Bacupari – sources, health benefits, nutrients, uses and constituents at NaturalPedia.com

Tuesday, August 15, 2017 by

The bacupari (Garcinia gardneriana) is a small, yellow to orange, tropical fruit native to the Amazon regions of South America. These sweet-tasting, pleasant-smelling fruits are a popular food within their native range of Brazil, Peru, Argentina, and Paraguay. Beyond their culinary uses, a fair amount of research by Brazilian scientists has been conducted on the possible medicinal values of bacupari. Although these have yet to be fully confirmed, there’s no denying the fact that bacupari is a beneficial, albeit somewhat difficult to come by, fruit, as is evidenced by their use in traditional medicine.

List of known nutrients

As a fruit, bacupari is low in fat and calories yet loaded with a variety of other beneficial nutrients. These include:

  • Antioxidants
  • Calcium
  • Fiber
  • Phosphorus
  • Potassium
  • Protein
  • Vitamin B2 (Riboflavin)
  • Vitamin B6 (Pyridoxine)
  • Vitamin C

The most abundant nutrient in bacupari is potassium, a mineral that plays many important roles in maintaining a healthy body. In addition to preventing muscle cramps, potassium ensures that the nerves and muscles continue to function properly.

A single serving of bacupari can deliver 10.3 milligrams of vitamin C; the recommended dietary intake of this vitamin is at least 65 mg, so consuming bacupari can contribute towards meeting this nutritional requirement.

Note: like all fruits, bacupari is relatively high in sugar and should be consumed in moderation.

Medicinal uses for bacupari

The nutritional and medicinal constituents of bacupari have imbued it with a good range of therapeutic qualities, most notably the ability to normalize imbalances in the body.

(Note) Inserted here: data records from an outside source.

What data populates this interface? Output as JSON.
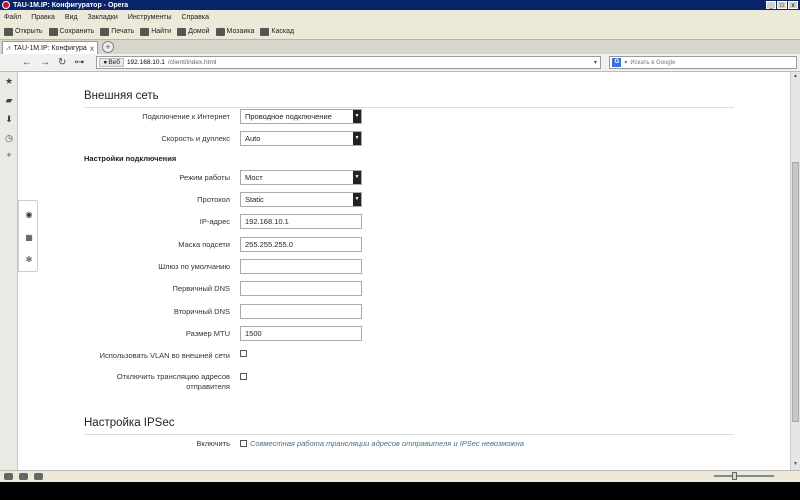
{
  "window": {
    "title": "TAU-1M.IP: Конфигуратор - Opera",
    "controls": [
      "_",
      "□",
      "x"
    ]
  },
  "menu": [
    "Файл",
    "Правка",
    "Вид",
    "Закладки",
    "Инструменты",
    "Справка"
  ],
  "toolbar": [
    {
      "label": "Открыть",
      "icon": "folder-icon"
    },
    {
      "label": "Сохранить",
      "icon": "save-icon"
    },
    {
      "label": "Печать",
      "icon": "print-icon"
    },
    {
      "label": "Найти",
      "icon": "find-icon"
    },
    {
      "label": "Домой",
      "icon": "home-icon"
    },
    {
      "label": "Мозаика",
      "icon": "tile-icon"
    },
    {
      "label": "Каскад",
      "icon": "cascade-icon"
    }
  ],
  "tab": {
    "title": "TAU-1M.IP: Конфигура...",
    "close": "x"
  },
  "address": {
    "badge": "Веб",
    "host": "192.168.10.1",
    "path": "/client/index.html",
    "dropdown": "▾"
  },
  "search": {
    "engine": "G",
    "placeholder": "Искать в Google"
  },
  "wan": {
    "title": "Внешняя сеть",
    "fields": {
      "internet_connection": {
        "label": "Подключение к Интернет",
        "value": "Проводное подключение"
      },
      "speed_duplex": {
        "label": "Скорость и дуплекс",
        "value": "Auto"
      }
    },
    "subheading": "Настройки подключения",
    "connection": {
      "mode": {
        "label": "Режим работы",
        "value": "Мост"
      },
      "protocol": {
        "label": "Протокол",
        "value": "Static"
      },
      "ip": {
        "label": "IP-адрес",
        "value": "192.168.10.1"
      },
      "mask": {
        "label": "Маска подсети",
        "value": "255.255.255.0"
      },
      "gateway": {
        "label": "Шлюз по умолчанию",
        "value": ""
      },
      "dns1": {
        "label": "Первичный DNS",
        "value": ""
      },
      "dns2": {
        "label": "Вторичный DNS",
        "value": ""
      },
      "mtu": {
        "label": "Размер MTU",
        "value": "1500"
      },
      "vlan": {
        "label": "Использовать VLAN во внешней сети",
        "checked": false
      },
      "nat": {
        "label": "Отключить трансляцию адресов отправителя",
        "checked": false
      }
    }
  },
  "ipsec": {
    "title": "Настройка IPSec",
    "enable_label": "Включить",
    "enabled": false,
    "note": "Совместная работа трансляции адресов отправителя и IPSec невозможна"
  },
  "zoom": {
    "level": 0.33
  }
}
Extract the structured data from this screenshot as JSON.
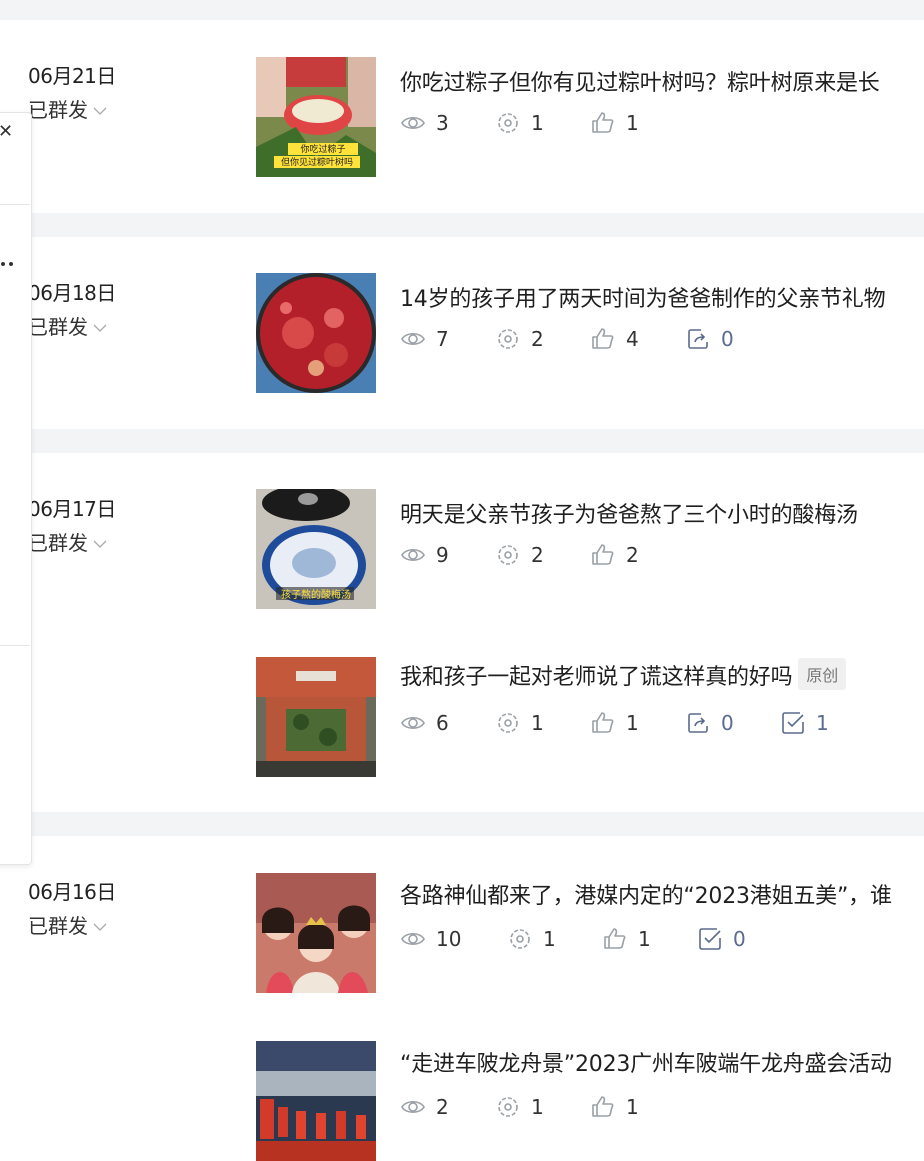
{
  "status_label": "已群发",
  "colors": {
    "gap": "#f3f4f6",
    "icon": "#9aa0a6",
    "blue_icon": "#5b6b8c"
  },
  "groups": [
    {
      "date": "06月21日",
      "articles": [
        {
          "title": "你吃过粽子但你有见过粽叶树吗？粽叶树原来是长",
          "thumb_caption": [
            "你吃过粽子",
            "但你见过粽叶树吗"
          ],
          "views": "3",
          "shares": "1",
          "likes": "1"
        }
      ]
    },
    {
      "date": "06月18日",
      "articles": [
        {
          "title": "14岁的孩子用了两天时间为爸爸制作的父亲节礼物",
          "views": "7",
          "shares": "2",
          "likes": "4",
          "forwards": "0"
        }
      ]
    },
    {
      "date": "06月17日",
      "articles": [
        {
          "title": "明天是父亲节孩子为爸爸熬了三个小时的酸梅汤",
          "thumb_caption": [
            "孩子熬的酸梅汤"
          ],
          "views": "9",
          "shares": "2",
          "likes": "2"
        },
        {
          "title": "我和孩子一起对老师说了谎这样真的好吗",
          "badge": "原创",
          "views": "6",
          "shares": "1",
          "likes": "1",
          "forwards": "0",
          "checks": "1"
        }
      ]
    },
    {
      "date": "06月16日",
      "articles": [
        {
          "title": "各路神仙都来了，港媒内定的“2023港姐五美”，谁",
          "views": "10",
          "shares": "1",
          "likes": "1",
          "checks": "0"
        },
        {
          "title": "“走进车陂龙舟景”2023广州车陂端午龙舟盛会活动",
          "views": "2",
          "shares": "1",
          "likes": "1"
        }
      ]
    }
  ],
  "popup": {
    "close_icon": "close-icon",
    "more_icon": "more-icon"
  }
}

Traditionally, bacupari has served as an antiphlogistic or anti-inflammatory agent. Even the leaves of the bacupari tree have been found to contain anti-inflammatory properties, making this plant a good choice for reducing inflammation.

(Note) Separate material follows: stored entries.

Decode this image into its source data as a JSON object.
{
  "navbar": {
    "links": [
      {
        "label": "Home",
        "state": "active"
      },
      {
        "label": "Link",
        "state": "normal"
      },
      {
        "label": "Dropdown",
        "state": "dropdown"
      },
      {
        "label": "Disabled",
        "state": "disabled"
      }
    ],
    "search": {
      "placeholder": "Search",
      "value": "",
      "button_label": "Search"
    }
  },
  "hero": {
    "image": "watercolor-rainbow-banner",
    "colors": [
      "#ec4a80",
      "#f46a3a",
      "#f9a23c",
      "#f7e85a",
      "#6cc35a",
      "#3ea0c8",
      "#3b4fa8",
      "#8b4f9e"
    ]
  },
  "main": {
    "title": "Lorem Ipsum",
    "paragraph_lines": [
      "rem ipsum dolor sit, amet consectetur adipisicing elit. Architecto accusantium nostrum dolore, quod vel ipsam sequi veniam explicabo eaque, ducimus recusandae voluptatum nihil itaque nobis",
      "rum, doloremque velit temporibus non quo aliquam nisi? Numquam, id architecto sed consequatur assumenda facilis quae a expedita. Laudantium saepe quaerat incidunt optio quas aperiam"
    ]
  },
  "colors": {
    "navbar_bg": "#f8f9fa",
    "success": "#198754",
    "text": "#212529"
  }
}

Another traditional use for bacupari lies in the yellow resin, which has been used as a folk remedy for treating external wounds.

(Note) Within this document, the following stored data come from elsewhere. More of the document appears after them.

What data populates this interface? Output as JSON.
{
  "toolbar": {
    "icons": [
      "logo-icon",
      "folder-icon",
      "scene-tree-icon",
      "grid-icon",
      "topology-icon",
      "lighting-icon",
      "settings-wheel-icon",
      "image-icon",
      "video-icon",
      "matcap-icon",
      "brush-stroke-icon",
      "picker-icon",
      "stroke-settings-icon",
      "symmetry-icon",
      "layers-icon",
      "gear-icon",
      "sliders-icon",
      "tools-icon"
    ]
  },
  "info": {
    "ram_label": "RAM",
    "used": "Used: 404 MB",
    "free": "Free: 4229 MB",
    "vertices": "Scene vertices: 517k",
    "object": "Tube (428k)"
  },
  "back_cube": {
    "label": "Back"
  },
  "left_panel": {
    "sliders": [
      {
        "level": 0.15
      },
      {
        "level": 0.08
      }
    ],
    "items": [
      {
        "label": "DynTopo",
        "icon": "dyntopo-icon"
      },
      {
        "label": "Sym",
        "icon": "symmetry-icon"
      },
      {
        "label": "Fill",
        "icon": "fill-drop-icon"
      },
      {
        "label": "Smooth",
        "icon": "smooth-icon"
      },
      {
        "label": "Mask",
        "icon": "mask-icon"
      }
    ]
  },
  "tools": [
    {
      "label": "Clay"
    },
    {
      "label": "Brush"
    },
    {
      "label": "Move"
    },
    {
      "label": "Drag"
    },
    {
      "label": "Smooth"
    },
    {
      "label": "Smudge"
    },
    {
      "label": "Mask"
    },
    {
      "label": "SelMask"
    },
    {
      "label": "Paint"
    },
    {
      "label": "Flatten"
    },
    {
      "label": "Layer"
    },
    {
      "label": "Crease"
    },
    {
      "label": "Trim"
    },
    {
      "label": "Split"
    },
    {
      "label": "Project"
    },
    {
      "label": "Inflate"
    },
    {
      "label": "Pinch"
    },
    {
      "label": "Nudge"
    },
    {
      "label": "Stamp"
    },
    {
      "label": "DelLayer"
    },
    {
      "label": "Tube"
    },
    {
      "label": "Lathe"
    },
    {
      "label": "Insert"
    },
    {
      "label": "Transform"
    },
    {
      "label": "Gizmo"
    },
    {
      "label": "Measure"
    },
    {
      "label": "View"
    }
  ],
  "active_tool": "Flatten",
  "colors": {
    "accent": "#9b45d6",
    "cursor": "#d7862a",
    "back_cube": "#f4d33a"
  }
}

Bacupari seeds, leaves, and bark are said to provide relief from skin-related disorders.

As a garcinia fruit, bacupari is believed to be a good weight loss aid thanks to its fat-neutralizing qualities, so combining bacupari with a healthy diet and active lifestyle can help combat obesity.

Body systems supported by bacupari

The presence of antioxidants and vitamin C, itself a vitamin with antioxidant properties, means that bacupari can aid in the detoxification process and strengthen the immune system.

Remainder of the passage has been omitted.